Why does it take so long to look up compound words in the "Big" version of CharDict+?

The Newton has a number of bugs which make programmming Chinese difficult. In particular, the Newton's string-comparison, string-manipulation, and database index functions do not work properly with Chinese characters. Ordinarily, CharDict+ would index all the words connected with a particular character, so lookup would be fast. But it can't, due to these bugs. So instead CharDict+ must manually sift through every single word in its database looking for terms containing the character you asked for. This can take up to 20 seconds on an MP2000 with the "huge" version of CharDict+.

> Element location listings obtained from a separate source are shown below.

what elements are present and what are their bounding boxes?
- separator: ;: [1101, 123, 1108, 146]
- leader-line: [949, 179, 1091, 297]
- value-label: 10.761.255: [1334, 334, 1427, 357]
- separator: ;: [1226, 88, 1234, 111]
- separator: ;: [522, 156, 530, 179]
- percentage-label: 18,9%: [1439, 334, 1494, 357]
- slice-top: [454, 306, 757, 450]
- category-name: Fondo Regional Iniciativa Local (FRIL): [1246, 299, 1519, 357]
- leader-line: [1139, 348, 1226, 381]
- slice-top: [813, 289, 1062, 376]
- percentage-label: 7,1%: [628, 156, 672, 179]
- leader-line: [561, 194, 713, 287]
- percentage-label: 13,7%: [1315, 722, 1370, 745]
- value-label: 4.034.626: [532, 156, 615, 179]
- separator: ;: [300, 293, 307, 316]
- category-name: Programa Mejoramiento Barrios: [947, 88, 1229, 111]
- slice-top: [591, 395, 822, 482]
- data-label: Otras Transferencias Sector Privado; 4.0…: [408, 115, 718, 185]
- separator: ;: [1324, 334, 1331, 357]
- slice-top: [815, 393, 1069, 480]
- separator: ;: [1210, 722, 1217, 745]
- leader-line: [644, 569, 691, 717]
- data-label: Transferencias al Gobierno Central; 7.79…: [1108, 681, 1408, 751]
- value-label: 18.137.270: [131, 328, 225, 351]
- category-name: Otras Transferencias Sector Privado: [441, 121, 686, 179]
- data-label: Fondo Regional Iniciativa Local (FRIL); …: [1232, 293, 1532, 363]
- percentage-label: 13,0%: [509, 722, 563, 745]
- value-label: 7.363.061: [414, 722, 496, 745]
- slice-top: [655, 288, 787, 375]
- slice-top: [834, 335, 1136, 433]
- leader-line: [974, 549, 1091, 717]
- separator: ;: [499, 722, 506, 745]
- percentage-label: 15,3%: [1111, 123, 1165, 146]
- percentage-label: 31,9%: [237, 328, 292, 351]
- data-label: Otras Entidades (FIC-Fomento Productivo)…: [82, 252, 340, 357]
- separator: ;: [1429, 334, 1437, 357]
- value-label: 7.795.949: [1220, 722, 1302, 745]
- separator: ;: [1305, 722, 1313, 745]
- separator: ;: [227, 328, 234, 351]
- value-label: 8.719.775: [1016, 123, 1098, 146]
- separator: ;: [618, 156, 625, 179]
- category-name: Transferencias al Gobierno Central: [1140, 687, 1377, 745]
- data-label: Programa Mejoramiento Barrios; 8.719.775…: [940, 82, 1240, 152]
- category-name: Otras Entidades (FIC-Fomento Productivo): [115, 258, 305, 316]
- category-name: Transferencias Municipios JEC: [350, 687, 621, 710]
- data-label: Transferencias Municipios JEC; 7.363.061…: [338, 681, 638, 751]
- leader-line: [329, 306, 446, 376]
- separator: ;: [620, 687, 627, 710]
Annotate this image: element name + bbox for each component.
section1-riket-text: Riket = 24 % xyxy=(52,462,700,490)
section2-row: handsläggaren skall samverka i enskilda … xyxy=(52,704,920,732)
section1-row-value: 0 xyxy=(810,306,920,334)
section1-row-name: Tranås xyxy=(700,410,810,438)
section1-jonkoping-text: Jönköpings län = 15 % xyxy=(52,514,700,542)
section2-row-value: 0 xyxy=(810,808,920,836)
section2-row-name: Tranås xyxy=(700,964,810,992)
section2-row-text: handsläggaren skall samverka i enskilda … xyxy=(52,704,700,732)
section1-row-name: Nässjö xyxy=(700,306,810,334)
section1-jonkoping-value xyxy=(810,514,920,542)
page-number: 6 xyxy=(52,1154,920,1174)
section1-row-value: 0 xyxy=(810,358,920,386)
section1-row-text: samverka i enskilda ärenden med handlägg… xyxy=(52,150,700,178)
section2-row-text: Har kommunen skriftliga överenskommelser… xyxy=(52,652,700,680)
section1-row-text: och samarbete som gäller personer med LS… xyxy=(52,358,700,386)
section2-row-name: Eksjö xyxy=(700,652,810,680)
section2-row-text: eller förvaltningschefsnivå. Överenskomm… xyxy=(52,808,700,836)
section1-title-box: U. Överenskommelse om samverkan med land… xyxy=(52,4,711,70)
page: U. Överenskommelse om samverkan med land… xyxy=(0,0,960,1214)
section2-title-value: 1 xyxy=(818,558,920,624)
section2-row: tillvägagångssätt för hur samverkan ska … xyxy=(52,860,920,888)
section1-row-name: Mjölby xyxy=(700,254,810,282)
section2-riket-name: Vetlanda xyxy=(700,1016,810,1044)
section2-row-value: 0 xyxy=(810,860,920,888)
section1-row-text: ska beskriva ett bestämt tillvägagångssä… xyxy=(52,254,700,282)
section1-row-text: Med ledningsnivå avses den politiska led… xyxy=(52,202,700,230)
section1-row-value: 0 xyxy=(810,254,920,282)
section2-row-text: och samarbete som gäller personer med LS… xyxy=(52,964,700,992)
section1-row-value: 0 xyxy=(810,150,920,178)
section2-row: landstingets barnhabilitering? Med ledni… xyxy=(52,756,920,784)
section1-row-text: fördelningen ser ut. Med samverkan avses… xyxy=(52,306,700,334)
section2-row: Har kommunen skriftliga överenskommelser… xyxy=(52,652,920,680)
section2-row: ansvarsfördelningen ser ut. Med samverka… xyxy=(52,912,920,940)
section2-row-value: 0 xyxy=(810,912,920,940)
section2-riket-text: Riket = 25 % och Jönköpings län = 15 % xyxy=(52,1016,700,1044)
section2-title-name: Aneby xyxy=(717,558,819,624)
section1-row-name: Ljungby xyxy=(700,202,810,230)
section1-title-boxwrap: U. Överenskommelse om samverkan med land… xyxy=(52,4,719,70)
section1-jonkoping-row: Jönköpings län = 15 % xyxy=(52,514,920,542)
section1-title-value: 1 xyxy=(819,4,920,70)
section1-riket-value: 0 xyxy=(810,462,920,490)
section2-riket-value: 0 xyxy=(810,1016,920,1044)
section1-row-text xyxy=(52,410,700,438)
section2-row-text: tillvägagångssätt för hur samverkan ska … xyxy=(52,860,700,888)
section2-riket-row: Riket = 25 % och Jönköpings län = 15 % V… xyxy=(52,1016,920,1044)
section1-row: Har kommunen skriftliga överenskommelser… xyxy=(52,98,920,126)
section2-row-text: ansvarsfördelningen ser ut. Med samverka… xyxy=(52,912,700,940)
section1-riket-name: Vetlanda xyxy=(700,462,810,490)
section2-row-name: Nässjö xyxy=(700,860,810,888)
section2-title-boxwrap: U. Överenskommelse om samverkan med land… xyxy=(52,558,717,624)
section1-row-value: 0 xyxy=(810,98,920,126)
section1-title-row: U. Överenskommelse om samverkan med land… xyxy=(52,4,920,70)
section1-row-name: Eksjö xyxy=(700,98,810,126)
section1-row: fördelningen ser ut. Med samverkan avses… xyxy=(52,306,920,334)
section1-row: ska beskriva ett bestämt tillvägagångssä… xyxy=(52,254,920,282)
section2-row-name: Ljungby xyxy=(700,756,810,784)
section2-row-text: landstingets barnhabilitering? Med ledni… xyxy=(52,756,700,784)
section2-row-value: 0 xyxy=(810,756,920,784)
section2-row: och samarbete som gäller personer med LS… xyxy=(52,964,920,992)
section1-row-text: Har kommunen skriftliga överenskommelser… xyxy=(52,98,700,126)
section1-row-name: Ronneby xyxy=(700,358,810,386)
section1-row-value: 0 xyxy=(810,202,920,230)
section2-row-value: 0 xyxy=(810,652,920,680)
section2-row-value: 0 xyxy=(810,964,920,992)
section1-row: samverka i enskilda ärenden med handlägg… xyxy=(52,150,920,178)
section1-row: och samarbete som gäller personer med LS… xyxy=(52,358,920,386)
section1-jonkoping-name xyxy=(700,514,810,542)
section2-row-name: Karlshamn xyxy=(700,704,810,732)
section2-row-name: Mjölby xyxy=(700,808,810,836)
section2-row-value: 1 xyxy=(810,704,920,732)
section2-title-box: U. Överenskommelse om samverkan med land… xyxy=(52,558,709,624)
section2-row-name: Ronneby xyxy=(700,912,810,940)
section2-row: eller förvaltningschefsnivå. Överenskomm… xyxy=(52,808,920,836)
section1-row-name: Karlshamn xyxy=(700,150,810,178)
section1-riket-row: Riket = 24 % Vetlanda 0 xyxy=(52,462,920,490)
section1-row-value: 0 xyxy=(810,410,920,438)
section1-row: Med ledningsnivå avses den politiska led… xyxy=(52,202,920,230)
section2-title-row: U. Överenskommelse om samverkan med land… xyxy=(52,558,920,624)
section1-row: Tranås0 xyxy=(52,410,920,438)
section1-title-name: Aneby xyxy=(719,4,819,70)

Why does the compound word list flash weirdly?

The Newton's bugs (see previous question) prevent me from using the standard list display mechanism, protoSoupOverview. Instead, I have to use a substandard mechanism, protoOverview which has a number of ugly bugs that must be worked around. The workarounds cause the flashing, sorry.

Where did this information come from?

The character database came from the UniHan database at Unicode.org. I don't remember where I got the small compound word database. The large compound word database is a CEDICT trimmed down by removing all 1-character words, all words greater than 6 characters, and all words which contain characters not appearing in my character database.

Download CharDict and CharDict+

Important Note: The compound database used in the "big" version of CharDict+ is derived from the CEDICT and may only be used under the following lenient freeware license. Please read it.

Download CharDict as CharDict.pkg or CharDict.sit (469K stored in Newton)

Download the small version of CharDict+ as CharDictPlus.1.2.pkg or CharDictPlus.1.2.sit (677K stored in Newton)

Download the big version of CharDict+ as CharDictPlusBig.1.2.pkg or CharDictPlusBig.1.2.sit (1676K stored in Newton)

Important Note. CharDict and CharDict+ require UniTaipeiX, a chinese font available for the Newton (in the Newton it appears with the name "Taipei"). There are two versions of UniTaipeiX available. The standard version (see next section below) is designed for native speakers and uses a special hack to replace the system font so Newton menus and buttons can be customized into Chinese. Unfortunately, it also breaks some apps, most significantly, Newton Works. For non-native speakers, a better option is to use my version of UniTaipeiX which appears as an ordinary Newton font and doesn't attempt to replace any other fonts. Sean's Special UniTaipeiX.pkg or UniTaipeiX.sit (602K stored in Newton).

Free Source Code. Software developers can now download the source code to CharDict, or download the source code to CharDict+, including the small (2600) compound word dictionary. Feel free to also download the big (14,000) compound word dictionary, though adhere to the license above.

Where Do I Find Chinese/Japanese Fonts and other input systems and dictionaries?

Some links to get you started:

Joseph Chen's Chinese Newton Page. Joseph Chen has coded quite a few impressive input systems and dictionaries for the Newton, and also lists all known Chinese fonts for the Newton. You may be particularly interested in Uni24Lite, a font which cuts down the number of chinese characters dramatically but displays them in big, beautiful 18-point size. Also note that the version of UniTaipeiX on Joseph's web page is the standard version which for non-natives is in general a bad choice -- use my version listed above instead.
Eureka's Lily Input Pad. Another input system which lets you input from a Newton Keyboard as well. Cool! But I don't speak Mandarin, so this isn't as useful to me tho.
The Hong Kong Newton Users's Group. One of the more with-it user's groups out there. Very impressive home page, including a lot of information on how to convert your Newton for Chinese. Yes, it's in English. Hong Kong ain't Taiwan, y'know...
Tomoyoshi Murai lists a wide range of Japanese fonts, and six different Japanese input systems.
Enfour Group Japan sold a number of input systems, dictionaries, and fonts for Japanese. While at the Newton Shop in Tokyo, I personally used Enfour's Japanese character handwriting recognition system. It works! Very nifty indeed.